Twenty-five years ago, five heroes risked their lives to defeat the bone maker Eklor—a corrupt magician who created an inhuman army using animal bones. But victory came at a tragic price. Only four of the heroes survived.
Since then, Kreya, the group’s leader, has exiled herself to a remote tower and devoted herself to one purpose: resurrecting her dead husband. But such a task requires both a cache of human bones and a sacrifice—for each day he lives, she will live one less.
She’d rather live one year with her husband than a hundred without him, but using human bones for magic is illegal in Vos. The dead are burned—as are any bone workers who violate the law. Yet Kreya knows where she can find the bones she needs: the battlefield where her husband and countless others lost their lives.

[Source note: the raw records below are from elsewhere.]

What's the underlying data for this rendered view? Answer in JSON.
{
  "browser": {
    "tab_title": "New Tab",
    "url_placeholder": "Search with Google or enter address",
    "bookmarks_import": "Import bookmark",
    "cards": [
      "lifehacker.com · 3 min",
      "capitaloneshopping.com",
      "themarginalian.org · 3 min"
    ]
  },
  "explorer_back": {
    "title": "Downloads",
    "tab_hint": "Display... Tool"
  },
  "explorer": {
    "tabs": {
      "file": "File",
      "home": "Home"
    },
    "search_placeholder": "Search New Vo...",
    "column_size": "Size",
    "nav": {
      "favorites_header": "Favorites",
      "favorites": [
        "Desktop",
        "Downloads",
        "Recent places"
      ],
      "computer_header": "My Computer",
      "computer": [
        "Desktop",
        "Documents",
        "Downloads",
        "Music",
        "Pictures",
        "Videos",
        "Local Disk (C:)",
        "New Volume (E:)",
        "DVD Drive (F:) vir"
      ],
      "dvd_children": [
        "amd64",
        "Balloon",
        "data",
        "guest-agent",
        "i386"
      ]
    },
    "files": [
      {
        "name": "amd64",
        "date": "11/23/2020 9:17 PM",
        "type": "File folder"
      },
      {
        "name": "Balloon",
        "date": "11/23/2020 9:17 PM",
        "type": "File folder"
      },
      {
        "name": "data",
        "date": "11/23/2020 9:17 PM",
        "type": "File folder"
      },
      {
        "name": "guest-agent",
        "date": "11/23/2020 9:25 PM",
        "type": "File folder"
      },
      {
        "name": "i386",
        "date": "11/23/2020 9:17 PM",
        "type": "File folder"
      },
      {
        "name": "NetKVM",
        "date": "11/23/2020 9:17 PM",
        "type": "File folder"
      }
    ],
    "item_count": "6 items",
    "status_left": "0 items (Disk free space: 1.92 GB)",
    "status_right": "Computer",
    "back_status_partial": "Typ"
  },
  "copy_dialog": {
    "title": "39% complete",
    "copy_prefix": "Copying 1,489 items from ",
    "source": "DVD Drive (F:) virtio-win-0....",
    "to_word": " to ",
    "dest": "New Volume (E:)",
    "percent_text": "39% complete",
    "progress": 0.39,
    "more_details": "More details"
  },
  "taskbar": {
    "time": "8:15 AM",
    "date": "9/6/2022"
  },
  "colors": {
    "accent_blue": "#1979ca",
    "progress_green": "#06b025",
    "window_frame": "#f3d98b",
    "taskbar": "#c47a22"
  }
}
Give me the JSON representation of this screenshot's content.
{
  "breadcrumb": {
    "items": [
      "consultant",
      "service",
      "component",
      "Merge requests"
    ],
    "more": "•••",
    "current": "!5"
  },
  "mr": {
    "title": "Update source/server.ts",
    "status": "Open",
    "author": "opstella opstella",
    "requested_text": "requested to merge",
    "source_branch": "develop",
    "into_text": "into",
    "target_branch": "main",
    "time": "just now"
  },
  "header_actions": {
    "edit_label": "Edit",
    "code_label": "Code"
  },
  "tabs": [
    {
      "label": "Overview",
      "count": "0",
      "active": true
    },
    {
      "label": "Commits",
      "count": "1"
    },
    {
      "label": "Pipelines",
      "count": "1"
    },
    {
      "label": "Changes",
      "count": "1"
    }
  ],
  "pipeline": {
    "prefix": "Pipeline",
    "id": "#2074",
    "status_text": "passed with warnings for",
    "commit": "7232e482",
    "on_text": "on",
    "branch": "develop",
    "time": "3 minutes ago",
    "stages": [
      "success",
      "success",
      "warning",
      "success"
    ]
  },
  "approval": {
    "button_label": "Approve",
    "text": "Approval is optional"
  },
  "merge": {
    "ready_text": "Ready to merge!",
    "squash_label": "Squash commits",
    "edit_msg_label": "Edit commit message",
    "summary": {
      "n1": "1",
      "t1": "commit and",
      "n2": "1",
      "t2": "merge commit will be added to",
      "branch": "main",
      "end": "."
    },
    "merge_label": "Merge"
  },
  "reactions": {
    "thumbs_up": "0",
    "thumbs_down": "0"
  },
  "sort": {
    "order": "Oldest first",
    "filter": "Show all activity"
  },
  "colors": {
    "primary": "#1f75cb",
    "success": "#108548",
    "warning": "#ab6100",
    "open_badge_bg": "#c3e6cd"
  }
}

But defying the laws of the land exposes a terrible possibility. Maybe the dead don’t rest in peace after all.
Five warriors—one broken, one gone soft, one pursuing a simple life, one stuck in the past, and one who should be dead. Their story should have been finished. But evil doesn’t stop just because someone once said, “the end.”
First, I would like to say thank you to NetGalley and Harper Voyager for sending me a copy of this book to review.
Queue the Lady Gaga gif, amazing, brilliant, incomparable.
I have never read a Sarah Beth Durst novel but I had heard from many people that she is a stand out author and her plots were expertly laid out. I would have to agree. The subtle hints in her foreshadowing ensured that nothing seemed to come out of nowhere. Bit and pieces are dropped along the way to plant small seeds of doubt and intrigue with every page.
I am also a fan of Durst’s magic system. It is thought out with many consequences and ways to manipulate the magic. I do believe I will seek out more works with bone magic in the future.
As far as character building goes, Durst again has surprised me. Often in books the arc of the novel will lead toward the greatest moment of character growth and it is an abrupt shift. In this novel, the character’s growth occurs in a very natural way. I found this to be highly refreshing and a welcome change of pace from a “chosen one” trope.
I also liked that while we were dealing with a band of former heroes, none of them felt like the “heroic” stereotype. Again, all of the characters felt like real people with real issues and real trauma post-war.
The ending is incredibly satisfying. While nothing goes exactly how anyone plans, there is something to be said about sacrifice and costs of war that no one realizes.
I highly recommend this to any fantasy fan.